A Cagliari i semafori comunicano ai pedoni quanto tempo hanno a disposizione finché il giallo si spenga e arrivi il rosso.

fortezza nuovaUna recensione Tripadvisor su un altro noto locale di Livorno:

“Il titolare si è reso arrogante e scortese al momento di una contestazione sul conto. è stato messo in conto vino non consumato per 9,00 euro, abbiamo bevuto solo acqua. alla richiesta di precisazioni su tale voce il titolare ha inveito contro di noi in maniera arrogante e scortese, dicendo che per 9,00 euro a lui non cambiavano la vita, come se avesse ragione.”
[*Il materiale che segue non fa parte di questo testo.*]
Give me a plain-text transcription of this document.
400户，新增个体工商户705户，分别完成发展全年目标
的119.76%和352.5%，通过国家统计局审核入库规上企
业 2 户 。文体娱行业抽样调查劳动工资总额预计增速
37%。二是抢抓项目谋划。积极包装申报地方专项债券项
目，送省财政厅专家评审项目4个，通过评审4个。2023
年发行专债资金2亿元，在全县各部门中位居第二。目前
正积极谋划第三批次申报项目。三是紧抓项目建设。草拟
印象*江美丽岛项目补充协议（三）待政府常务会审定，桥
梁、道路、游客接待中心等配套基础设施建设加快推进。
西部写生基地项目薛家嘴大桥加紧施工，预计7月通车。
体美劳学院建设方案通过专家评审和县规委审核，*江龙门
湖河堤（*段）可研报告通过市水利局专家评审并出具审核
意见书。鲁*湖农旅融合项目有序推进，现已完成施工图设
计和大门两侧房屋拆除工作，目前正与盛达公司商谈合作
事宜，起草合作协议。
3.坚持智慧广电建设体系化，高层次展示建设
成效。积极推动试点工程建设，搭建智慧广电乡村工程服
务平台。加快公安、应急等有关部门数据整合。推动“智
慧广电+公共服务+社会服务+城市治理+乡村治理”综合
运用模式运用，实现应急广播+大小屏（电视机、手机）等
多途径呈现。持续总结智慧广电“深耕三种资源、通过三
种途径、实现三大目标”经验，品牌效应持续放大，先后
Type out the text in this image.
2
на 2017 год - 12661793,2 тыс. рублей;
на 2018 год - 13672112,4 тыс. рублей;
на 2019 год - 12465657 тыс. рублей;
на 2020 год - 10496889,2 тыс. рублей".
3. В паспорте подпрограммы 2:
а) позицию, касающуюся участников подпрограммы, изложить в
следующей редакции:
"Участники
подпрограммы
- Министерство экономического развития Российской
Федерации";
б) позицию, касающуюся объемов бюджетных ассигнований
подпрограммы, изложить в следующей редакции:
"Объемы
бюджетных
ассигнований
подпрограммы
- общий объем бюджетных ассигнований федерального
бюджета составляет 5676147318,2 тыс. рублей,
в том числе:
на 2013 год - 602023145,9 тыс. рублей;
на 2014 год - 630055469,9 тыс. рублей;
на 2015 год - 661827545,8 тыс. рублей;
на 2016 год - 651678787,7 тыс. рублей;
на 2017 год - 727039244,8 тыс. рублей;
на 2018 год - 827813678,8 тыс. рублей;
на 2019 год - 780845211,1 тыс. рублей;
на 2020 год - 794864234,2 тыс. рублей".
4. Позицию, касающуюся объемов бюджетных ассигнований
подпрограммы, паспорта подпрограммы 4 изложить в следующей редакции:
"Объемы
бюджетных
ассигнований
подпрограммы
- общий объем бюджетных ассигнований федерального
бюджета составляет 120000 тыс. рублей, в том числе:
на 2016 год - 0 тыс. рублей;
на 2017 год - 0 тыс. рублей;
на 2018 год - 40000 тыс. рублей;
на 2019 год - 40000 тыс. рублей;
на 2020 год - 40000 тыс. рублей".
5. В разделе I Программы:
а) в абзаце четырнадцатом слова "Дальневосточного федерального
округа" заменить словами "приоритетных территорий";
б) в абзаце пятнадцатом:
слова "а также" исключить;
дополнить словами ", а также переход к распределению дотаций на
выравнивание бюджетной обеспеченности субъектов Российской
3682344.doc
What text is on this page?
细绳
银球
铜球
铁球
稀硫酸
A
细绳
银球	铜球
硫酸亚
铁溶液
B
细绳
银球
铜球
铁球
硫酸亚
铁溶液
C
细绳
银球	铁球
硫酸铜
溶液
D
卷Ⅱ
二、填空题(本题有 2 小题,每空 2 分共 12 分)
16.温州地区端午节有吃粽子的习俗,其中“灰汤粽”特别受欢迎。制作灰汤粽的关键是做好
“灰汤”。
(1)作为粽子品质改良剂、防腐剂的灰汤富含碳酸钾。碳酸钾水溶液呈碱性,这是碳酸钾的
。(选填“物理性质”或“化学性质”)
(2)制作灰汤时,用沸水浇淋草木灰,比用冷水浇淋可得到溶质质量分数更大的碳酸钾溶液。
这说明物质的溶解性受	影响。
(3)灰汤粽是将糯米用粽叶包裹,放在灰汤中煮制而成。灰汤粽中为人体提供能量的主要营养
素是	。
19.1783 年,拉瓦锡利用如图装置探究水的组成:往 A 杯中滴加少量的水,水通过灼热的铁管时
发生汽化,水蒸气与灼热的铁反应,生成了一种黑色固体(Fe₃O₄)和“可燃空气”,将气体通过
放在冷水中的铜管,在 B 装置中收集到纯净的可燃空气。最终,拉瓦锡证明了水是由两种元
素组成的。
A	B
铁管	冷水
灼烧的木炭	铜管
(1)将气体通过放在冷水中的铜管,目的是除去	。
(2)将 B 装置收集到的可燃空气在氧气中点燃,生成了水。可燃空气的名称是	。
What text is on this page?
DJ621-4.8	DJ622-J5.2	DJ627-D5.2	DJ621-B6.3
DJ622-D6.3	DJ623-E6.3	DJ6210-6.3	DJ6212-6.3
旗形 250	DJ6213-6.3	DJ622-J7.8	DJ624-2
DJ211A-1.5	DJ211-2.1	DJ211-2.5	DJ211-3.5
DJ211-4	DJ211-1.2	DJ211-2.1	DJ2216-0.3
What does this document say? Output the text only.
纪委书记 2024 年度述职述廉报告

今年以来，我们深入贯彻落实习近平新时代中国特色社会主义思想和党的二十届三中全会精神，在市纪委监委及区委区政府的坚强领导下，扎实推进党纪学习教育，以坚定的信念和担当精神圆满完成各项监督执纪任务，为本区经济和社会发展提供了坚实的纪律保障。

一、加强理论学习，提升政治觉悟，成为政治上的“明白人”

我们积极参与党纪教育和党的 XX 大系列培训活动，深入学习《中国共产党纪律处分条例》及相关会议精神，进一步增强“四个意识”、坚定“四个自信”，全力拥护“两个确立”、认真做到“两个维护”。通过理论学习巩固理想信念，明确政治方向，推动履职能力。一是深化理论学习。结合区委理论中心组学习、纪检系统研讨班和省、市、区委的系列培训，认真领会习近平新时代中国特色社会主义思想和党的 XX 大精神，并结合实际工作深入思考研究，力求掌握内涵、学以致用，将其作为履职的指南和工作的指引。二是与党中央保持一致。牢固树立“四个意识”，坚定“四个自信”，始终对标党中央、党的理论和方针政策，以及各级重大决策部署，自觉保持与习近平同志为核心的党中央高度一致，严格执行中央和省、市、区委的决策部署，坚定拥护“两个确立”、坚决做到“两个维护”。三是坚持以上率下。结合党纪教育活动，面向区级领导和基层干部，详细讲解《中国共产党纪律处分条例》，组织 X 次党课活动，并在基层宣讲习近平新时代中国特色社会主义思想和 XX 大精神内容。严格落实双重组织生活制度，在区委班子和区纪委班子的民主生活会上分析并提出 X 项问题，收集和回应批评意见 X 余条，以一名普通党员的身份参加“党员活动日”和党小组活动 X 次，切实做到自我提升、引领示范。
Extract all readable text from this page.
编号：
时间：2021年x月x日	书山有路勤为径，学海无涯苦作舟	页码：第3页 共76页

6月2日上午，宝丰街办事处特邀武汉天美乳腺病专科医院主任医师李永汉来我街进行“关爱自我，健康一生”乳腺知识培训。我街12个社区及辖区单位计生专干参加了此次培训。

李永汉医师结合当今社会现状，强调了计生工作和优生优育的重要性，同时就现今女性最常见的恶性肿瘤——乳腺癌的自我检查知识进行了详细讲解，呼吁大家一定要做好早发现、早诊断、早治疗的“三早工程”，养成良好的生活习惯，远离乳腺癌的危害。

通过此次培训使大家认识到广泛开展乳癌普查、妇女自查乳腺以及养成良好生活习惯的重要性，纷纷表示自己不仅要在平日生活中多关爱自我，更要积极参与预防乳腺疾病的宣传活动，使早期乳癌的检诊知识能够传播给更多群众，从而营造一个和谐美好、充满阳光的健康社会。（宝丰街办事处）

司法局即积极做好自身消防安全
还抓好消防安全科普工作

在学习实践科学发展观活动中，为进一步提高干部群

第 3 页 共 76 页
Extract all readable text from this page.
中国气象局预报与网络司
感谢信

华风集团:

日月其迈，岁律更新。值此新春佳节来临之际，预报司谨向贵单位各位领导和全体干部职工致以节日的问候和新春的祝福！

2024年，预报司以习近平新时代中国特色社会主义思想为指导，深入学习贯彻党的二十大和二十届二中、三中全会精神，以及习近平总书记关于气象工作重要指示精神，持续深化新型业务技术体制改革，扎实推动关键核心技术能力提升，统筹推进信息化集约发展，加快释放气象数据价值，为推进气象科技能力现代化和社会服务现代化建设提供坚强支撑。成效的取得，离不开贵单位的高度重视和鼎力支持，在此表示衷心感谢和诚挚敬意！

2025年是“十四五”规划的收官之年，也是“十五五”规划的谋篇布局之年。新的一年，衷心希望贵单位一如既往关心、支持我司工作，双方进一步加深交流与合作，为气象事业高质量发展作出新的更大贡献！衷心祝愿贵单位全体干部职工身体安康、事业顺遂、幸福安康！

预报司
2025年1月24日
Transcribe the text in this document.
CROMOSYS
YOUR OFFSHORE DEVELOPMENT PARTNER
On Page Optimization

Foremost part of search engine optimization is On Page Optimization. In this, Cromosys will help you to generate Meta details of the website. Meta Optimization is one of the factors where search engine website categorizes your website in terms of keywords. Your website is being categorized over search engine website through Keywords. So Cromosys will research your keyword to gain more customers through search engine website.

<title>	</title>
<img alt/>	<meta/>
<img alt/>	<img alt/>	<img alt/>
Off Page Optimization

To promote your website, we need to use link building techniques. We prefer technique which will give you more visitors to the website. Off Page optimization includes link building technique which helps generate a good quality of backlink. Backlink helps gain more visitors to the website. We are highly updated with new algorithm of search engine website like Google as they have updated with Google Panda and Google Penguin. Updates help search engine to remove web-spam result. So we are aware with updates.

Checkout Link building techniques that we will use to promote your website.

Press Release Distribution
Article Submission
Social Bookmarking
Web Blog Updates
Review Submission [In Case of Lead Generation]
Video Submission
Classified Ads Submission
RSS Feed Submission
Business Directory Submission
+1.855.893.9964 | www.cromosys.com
In generale a Cagliari abbiamo riscontrato ovunque un’attenzione speciale per il turista. Cortesia, disponibilità, professionalità, cultura dell’ospitalità, sempre un sorriso.
Non è vero che a Cagliari ci sono pochi turisti, come si lamentano i commercianti. Ce ne sono parecchi, invece, almeno in confronto di Livorno: per dire, al ristorante eravamo circondati da stranieri. Certo, sono pochi se paragonati a quello che la città può offrire in termini di bellezza e di servizi. E di disponibilità e professionalità degli operatori, di consapevolezza del territorio.
Nicola Perullo, il nuovo assessore al Turismo, conosce meglio di me queste cose. Ha di fronte a sé una città che ha un duomo neanche minimamente paragonabile a quello di nessun’altra città toscana, un centro (via Grande) tra i più brutti d’Italia, pochi monumenti e – come nel caso delle Fortezze – non accessibili. E che, pur avendo altre cose belle e buone da poter offrire, finora non è riuscita a trovare degli spunti per “vendere” la città, a inventarsi dei progetti che possano collaborare a riscrivere un’identità livornese, quantomai in crisi negli ultimi anni – un’identità che non sia solo Macchiaioli/Mascagni/Modigliani/Vernacoliere.
In compenso la città sa proporre strade sporche, muri pieni di scritte, un lungomare affogato di automobili, motorini costantemente in controsenso, ambulanze che urlano a tutte le ore della notte. Una città autoreferenziale (“Dé, ma come ci si starà bene a Livorno?”) che pensa di bastare a se stessa, che sopporta malvolentieri la presenza del turista ma che pure è convinta che Livorno debba avere una vocazione turistica. Che guai a pensare a qualcosa di diverso dal riso nero o dallo spaghetto allo scoglio, e chi se ne frega se sono buste congelate. Che conosce un contadino che fa il vino senza polverine. Che se piantano una palma rivuole la sua tamerice. Che non conosce l’educazione e la cortesia, la professionalità e l’ospitalità, e pensa che la livornesità esibita – quel misto di sboccato, trascurato, raffazzonato, ma col “cuore in mano” – sia un valore, e che il Vernacoliere sia il suo testo. Che pensa che magari basterebbe buttar giù un palazzo che interrompe una piazza per far diventare Livorno la città più bella d’Italia.